Tuesday, May 27 , 12:00-1:00 p.m. HH-1112


Phillip Stanley-Marbell
Carnegie Mellon University

Dynamic Fault-Tolerance Management and Analysis Metrics for Failure-Prone Battery-Powered Systems

Traditional computing systems are typically characterized by metrics such as performance, and are designed to optimize this characteristic. Systems comprised of large numbers of failure prone computing devices and networks,must provide a combination of reliability and performance, in the face of failures. Dynamic Fault-Tolerance Management (DFTM) is one proposal for a structured approach to providing reliable operation in systems with very high failure rates in both devices and their interconnecting networks.

When the devices in question are resource constrained, e.g. are attached to energy sources such as batteries with non-linear discharge effects, approaches to providing reliable execution, and the metrics employed in analyzing their efficacy, must take
into consideration a combination of performance, power consumption, reliability, and battery lifetime.

This talk introduces DFTM and a set of analytical measures for characterizing failure-prone battery powered systems.

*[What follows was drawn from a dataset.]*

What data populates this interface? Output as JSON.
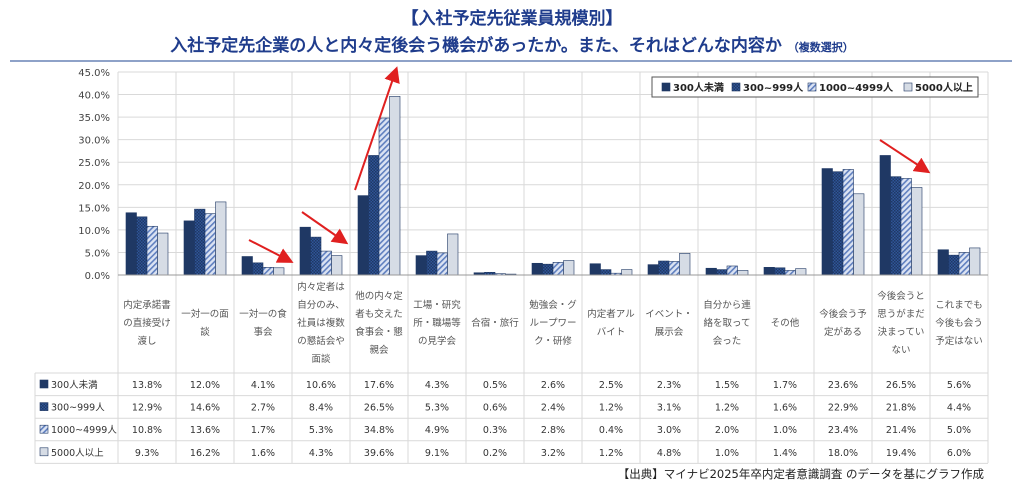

Phillip is a 2nd year Ph.D. student in the Dept. of ECE. He currently passes his time writing books about obscure operating systems, and learning languages, natural and other. Besides this diversionary avocation, he spends most of his time building simulation frameworks, devising analysis metrics , and proposing programming frameworks for computational fabrics (which have nothing to do with clothing, at least, not directly). He lives in Pittsburgh (surprise) with his pet, Avdotya, a stack of paper.